The District Court of Paris has issued a ruling that could have a major impact on the way digital games are bought and sold. Under EU law, the court stated, Steam users should be able to resell games they purchase on the platform.
The court was addressing a case brought against Steam by the Union Fédérale des Consommateurs (Federal Union of Consumers) who highlighted a number of clauses in the Steam Subscriber Agreement they were unhappy with.
The consumer union believed clauses in Steam’s contract with users were incompatible with EU law. In the case of game resales, they highlighted the fact that EU law grants “free movement of goods within the union” and argued that Steam prevents such free movement by disallowing resale of games bought through the storefront.
Valve claimed that they do not sell games to users. Instead, they argued, consumers merely purchase a subscription to access a game through their platform, but this has been rebutted by the court. As such, the court ruled, consumers should be able to resell digital games just as they can physical games.
The ruling could potentially have a major impact on the digital games market. If players could resell digital games they are tired of, a second wave of game purchasers would not have to access games fixed at a certain price on major storefronts, but could potentially negotiate a better deal with any individual who owns the game they wish to play. This may serve as a precedent for whitening the grey area of game codes marketplaces. There is a significant size of secondary market of game codes, including platform such as G2A, that have been heavily criticized recently for allowing to resell game codes of unknown origin. If the case goes through, sellers of game codes will not have to demonstrate the legitimacy of the source of the code. It wouldn’t matter. As everybody would be allowed to resell their codes. Even if the game’s developer is not happy about it and it’s against the game’s purchase license agreement.
Valve state that they intend to appeal the ruling and have three months to do so. “We disagree with the decision of the Paris Court,” a Valve spokesperson said, before emphasizing that “the decision will have no effect on Steam while the case is on appeal.”

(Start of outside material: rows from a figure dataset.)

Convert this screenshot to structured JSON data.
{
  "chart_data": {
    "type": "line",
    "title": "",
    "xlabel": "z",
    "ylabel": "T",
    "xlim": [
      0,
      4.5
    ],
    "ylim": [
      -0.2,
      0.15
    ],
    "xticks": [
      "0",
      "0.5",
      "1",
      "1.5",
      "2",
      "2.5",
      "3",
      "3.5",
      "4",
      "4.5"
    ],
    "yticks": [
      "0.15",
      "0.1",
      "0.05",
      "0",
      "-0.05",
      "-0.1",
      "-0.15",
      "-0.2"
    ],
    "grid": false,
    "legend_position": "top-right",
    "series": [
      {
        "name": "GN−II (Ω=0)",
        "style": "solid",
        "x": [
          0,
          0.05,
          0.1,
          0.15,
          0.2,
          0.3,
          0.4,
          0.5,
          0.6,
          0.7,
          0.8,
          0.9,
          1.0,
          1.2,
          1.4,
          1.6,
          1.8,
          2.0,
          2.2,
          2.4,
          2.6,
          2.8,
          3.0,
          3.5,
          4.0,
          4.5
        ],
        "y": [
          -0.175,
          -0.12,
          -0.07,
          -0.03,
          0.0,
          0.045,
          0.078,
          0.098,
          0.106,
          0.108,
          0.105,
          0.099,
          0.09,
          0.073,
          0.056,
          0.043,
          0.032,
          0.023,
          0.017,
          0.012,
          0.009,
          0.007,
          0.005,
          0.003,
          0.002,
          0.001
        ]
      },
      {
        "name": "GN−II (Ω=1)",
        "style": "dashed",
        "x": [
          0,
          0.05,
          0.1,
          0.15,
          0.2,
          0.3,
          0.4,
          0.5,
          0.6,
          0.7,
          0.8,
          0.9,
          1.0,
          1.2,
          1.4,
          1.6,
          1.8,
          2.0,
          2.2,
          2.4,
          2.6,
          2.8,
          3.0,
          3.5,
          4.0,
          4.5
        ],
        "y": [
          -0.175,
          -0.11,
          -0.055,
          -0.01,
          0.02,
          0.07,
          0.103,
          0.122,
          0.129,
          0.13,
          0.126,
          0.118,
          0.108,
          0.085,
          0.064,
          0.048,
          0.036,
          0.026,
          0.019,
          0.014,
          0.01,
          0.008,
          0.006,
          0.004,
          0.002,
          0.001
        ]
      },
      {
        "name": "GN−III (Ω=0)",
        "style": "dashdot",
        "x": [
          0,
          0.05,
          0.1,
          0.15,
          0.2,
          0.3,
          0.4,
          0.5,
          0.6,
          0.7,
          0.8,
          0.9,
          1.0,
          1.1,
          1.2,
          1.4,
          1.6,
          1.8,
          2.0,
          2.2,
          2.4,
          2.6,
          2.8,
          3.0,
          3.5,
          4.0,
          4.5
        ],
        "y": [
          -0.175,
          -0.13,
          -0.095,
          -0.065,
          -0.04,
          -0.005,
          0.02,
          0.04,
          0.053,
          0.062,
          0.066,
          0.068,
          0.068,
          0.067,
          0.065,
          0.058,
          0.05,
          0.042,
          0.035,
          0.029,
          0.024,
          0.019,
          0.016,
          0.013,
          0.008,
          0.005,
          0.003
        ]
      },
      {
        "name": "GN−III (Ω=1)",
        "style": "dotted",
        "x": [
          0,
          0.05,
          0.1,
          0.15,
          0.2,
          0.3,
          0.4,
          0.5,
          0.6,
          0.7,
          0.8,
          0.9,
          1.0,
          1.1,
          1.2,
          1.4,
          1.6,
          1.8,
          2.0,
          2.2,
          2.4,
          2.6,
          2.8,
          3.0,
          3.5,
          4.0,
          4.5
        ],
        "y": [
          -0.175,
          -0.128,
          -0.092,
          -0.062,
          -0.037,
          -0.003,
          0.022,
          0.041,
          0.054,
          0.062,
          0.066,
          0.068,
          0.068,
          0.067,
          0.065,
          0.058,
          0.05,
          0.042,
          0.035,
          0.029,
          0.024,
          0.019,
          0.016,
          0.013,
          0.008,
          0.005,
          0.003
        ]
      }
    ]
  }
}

Valve may face an uphill battle to retain their current subscriber agreement. The court ruled that a further 13 clauses in the user agreement – including Steam retaining wallet funds from the accounts of users who leave the service – were not in line with EU legislation.
The Federal Union of Consumers has made clear that they will continue the battle in the French courts and may look to initiate challenges in other EU nations. Consumer rights in online storefronts looks set to be a hot topic over the coming months and years.